After the Turn by Tim Prottey-Jones, Robert Gould, Tori Allen-Martin, Angela Prottey-Jones and Sarah Henley is booking until the 25th of February at the Courtyard Theatre, Hoxton.

Running time: 2 hours 40 minutes including interval.

¹slightly surreally, he replied to my tweet about the show during the interval. I'd tweeted about the unfortunately-placed hole in his jeans. Because I'm all about the things that really matter. He was also retweeting reviews of the show at the time - reading reviews during the interval?
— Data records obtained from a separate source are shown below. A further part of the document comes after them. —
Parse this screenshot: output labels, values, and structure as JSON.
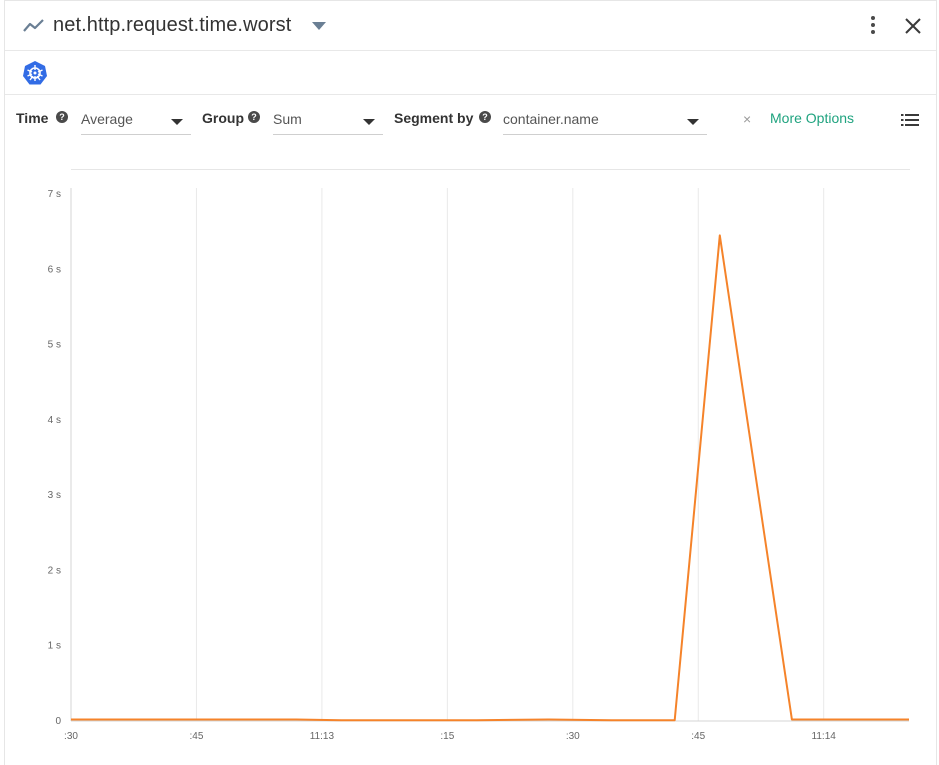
{
  "header": {
    "title": "net.http.request.time.worst",
    "metric_icon": "line-chart-icon",
    "menu_icon": "more-vertical-icon",
    "close_icon": "close-icon"
  },
  "scope": {
    "icon": "kubernetes-icon"
  },
  "controls": {
    "time_label": "Time",
    "time_value": "Average",
    "group_label": "Group",
    "group_value": "Sum",
    "segment_label": "Segment by",
    "segment_value": "container.name",
    "clear_icon": "×",
    "more_options": "More Options",
    "legend_icon": "list-icon",
    "help_glyph": "?"
  },
  "colors": {
    "series": "#f5832a",
    "accent": "#1fa37f",
    "kube": "#326ce5"
  },
  "chart_data": {
    "type": "line",
    "x_tick_labels": [
      ":30",
      ":45",
      "11:13",
      ":15",
      ":30",
      ":45",
      "11:14"
    ],
    "y_tick_labels": [
      "0",
      "1 s",
      "2 s",
      "3 s",
      "4 s",
      "5 s",
      "6 s",
      "7 s"
    ],
    "y_unit": "s",
    "ylim": [
      0,
      7
    ],
    "grid": "vertical",
    "series": [
      {
        "color": "#f5832a",
        "x": [
          0,
          2.5,
          3,
          4.5,
          5.3,
          6,
          6.7,
          7.2,
          8,
          8.4,
          9.3
        ],
        "y": [
          0.02,
          0.02,
          0.01,
          0.01,
          0.02,
          0.01,
          0.01,
          6.45,
          0.02,
          0.02,
          0.02
        ]
      }
    ]
  }
}
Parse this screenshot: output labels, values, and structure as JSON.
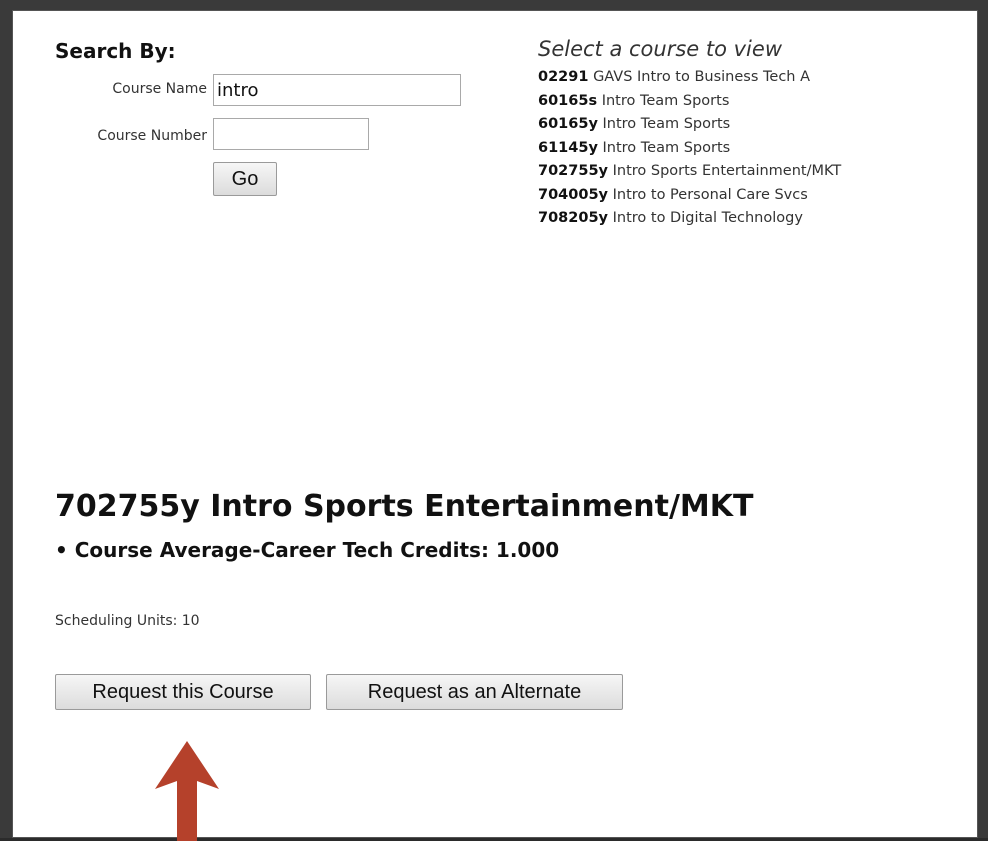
{
  "search": {
    "heading": "Search By:",
    "course_name_label": "Course Name",
    "course_name_value": "intro",
    "course_number_label": "Course Number",
    "course_number_value": "",
    "go_label": "Go"
  },
  "course_list": {
    "title": "Select a course to view",
    "items": [
      {
        "number": "02291",
        "name": "GAVS Intro to Business Tech A"
      },
      {
        "number": "60165s",
        "name": "Intro Team Sports"
      },
      {
        "number": "60165y",
        "name": "Intro Team Sports"
      },
      {
        "number": "61145y",
        "name": "Intro Team Sports"
      },
      {
        "number": "702755y",
        "name": "Intro Sports Entertainment/MKT"
      },
      {
        "number": "704005y",
        "name": "Intro to Personal Care Svcs"
      },
      {
        "number": "708205y",
        "name": "Intro to Digital Technology"
      }
    ]
  },
  "detail": {
    "title": "702755y Intro Sports Entertainment/MKT",
    "bullet": "• Course Average-Career Tech Credits: 1.000",
    "scheduling_units": "Scheduling Units: 10",
    "request_label": "Request this Course",
    "alternate_label": "Request as an Alternate"
  },
  "colors": {
    "arrow": "#b5412b"
  }
}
SURELY THAT WAY MADNESS LIES!

4 comments:

  1. I saw Stevie Webb tweet you back. I assumed from the way he said it that he'd get his bits out of the hole in the second act. Apparently not.

    ReplyDelete
    Replies
    1. I'm afraid not. Actually the show did remind me why it's hard to do a sexy musical - flinging your clothes off in the throes of passion is obviously tricky when you're trying not to knock your radio mike off in the process.

      Delete
  2. Hmm, so is all the nakedness in the promo material just false advertising then? :(

    ReplyDelete
    Replies
    1. Isn't it always? (A couple of the men get their nipples out and young Stevie flashes some chest hair. The actual sexingtons goes on under the covers.)